Dengan skema tersebut, terdapat sekitar 20 ton beras yang disiagakan untuk kebutuhan emergensi.
“Di bandara 10 ton, ditambah di pelabuhan 10 ton,” kata Ahmad.
Stok tersebut tidak langsung disalurkan apabila belum ada permintaan. Beras disiapkan sebagai cadangan yang bisa segera diambil ketika terdapat daerah yang belum memperoleh bantuan.
Bantuan Bisa Diambil Saat Kondisi Mendesak
Skema tersebut dirancang untuk mengatasi persoalan distribusi yang dapat muncul ketika akses menuju suatu wilayah terganggu akibat bencana.
Apabila ada daerah yang belum terbantu, kebutuhan akan dikoordinasikan melalui posko penanganan bencana. Bulog kemudian menyiapkan dukungan sesuai kebutuhan.
Ahmad menjelaskan penyaluran bantuan bencana dilakukan melalui sinergi dengan BPBD di masing-masing wilayah yang dikoordinasikan BNPB.
Posko utama BNPB di pusat dan daerah menjadi bagian dari koordinasi tersebut.
“Apabila sewaktu-waktu dibutuhkan oleh daerah yang belum mendapatkan bantuan bencana, bisa secara emergensi diambil dari beras yang kami standby-kan di bandara maupun di pelabuhan tersebut,” ujarnya.
Dengan cara ini, bantuan tidak harus menunggu pengiriman baru dari daerah lain ketika kebutuhan mendesak muncul.

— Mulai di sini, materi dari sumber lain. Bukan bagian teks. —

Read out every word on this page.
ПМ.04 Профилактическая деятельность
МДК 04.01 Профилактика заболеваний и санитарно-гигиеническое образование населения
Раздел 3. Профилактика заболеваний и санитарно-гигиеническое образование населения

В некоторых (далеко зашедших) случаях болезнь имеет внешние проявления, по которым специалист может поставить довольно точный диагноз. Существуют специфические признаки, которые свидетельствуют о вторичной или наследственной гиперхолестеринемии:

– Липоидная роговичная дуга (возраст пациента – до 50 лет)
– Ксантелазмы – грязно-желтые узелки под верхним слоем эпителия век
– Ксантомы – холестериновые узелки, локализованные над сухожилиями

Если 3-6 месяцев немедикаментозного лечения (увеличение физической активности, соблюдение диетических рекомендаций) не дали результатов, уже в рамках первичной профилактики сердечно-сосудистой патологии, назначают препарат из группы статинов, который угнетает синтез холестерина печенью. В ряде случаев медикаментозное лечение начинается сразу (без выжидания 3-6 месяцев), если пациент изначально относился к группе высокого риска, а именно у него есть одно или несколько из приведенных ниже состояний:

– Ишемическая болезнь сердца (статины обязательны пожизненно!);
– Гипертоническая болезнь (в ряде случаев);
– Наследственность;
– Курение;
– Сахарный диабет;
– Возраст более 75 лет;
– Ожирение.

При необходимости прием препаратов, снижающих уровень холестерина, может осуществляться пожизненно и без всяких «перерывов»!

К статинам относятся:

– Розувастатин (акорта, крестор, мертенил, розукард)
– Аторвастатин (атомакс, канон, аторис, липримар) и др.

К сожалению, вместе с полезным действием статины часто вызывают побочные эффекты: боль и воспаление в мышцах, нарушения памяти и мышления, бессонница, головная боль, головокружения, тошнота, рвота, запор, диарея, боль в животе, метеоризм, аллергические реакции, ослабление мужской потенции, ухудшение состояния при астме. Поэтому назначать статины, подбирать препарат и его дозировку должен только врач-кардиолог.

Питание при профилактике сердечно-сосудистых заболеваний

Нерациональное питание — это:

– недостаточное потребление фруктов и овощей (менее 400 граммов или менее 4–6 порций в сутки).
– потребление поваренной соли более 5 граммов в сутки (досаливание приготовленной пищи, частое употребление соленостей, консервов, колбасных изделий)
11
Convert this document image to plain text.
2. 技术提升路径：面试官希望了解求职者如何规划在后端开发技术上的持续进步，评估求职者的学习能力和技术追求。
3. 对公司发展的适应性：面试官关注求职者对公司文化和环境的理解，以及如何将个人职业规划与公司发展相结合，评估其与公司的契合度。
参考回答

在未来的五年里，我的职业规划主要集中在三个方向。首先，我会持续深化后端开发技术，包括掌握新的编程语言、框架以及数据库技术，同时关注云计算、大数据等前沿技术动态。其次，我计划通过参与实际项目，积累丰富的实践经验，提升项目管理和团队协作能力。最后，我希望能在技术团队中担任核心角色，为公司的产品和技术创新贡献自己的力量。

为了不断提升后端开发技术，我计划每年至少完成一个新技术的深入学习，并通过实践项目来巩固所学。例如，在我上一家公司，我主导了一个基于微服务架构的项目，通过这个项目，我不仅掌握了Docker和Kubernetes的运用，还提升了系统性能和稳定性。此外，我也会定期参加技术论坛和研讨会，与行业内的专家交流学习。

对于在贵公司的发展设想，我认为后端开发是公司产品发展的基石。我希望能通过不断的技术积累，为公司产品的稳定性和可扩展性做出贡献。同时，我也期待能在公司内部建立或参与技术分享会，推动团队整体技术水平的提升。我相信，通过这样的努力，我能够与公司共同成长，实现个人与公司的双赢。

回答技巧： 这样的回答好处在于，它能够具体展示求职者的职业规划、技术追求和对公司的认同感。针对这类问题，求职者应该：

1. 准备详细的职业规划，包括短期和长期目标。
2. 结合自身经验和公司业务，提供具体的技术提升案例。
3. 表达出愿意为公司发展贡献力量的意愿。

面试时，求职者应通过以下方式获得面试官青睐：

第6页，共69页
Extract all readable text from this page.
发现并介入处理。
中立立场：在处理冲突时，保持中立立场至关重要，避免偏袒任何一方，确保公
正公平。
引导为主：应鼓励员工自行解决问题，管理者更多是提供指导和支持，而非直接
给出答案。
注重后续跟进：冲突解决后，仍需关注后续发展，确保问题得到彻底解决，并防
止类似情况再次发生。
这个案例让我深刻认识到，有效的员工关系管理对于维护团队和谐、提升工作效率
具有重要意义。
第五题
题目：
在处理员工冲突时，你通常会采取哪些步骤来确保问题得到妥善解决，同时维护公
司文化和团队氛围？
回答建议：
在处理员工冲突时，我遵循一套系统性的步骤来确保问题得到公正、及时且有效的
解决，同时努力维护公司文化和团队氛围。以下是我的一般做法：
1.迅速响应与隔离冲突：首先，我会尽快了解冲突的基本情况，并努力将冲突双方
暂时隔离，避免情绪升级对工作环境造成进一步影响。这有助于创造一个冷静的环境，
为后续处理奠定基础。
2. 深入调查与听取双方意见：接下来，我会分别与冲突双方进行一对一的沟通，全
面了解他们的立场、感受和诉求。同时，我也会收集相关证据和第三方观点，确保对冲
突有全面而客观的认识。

Belum Ada Wilayah yang Mengalami Kekosongan Bantuan
Meski stok darurat telah disiapkan, Ahmad menyebut hingga saat ini belum ada kondisi emergensi berupa bantuan yang belum tersalurkan di wilayah terdampak NTT.
Menurut dia, bantuan telah diserahkan kepada BPBD maupun kepala daerah di wilayah yang terdampak.
Bulog juga terus memperbarui kondisi penyaluran setiap hari melalui posko bantuan bencana.
Di sisi lain, pengiriman beras dari sejumlah wilayah juga masih berlangsung. Bantuan dikirim dari Banten, Jawa Timur, Sulawesi Selatan dan Sulawesi Barat, serta sejumlah stok dari NTT.
Pengiriman dari Banten, misalnya, disebut mencapai sekitar 3.000 ton dan telah diberangkatkan melalui sembilan perjalanan kapal.
Ahmad mengatakan proses distribusi tersebut terus dipantau agar beras yang tiba di pelabuhan dapat segera diteruskan ke daerah masing-masing.
“Ini sedang bongkar muat, mudah-mudahan dalam waktu dekat bisa langsung dikirim ke masing-masing daerah,” katanya.
Bagi masyarakat di wilayah yang aksesnya terganggu, keberadaan stok di titik strategis menjadi lapisan pengaman agar kebutuhan pangan tetap dapat dipenuhi ketika jalur distribusi utama menghadapi kendala.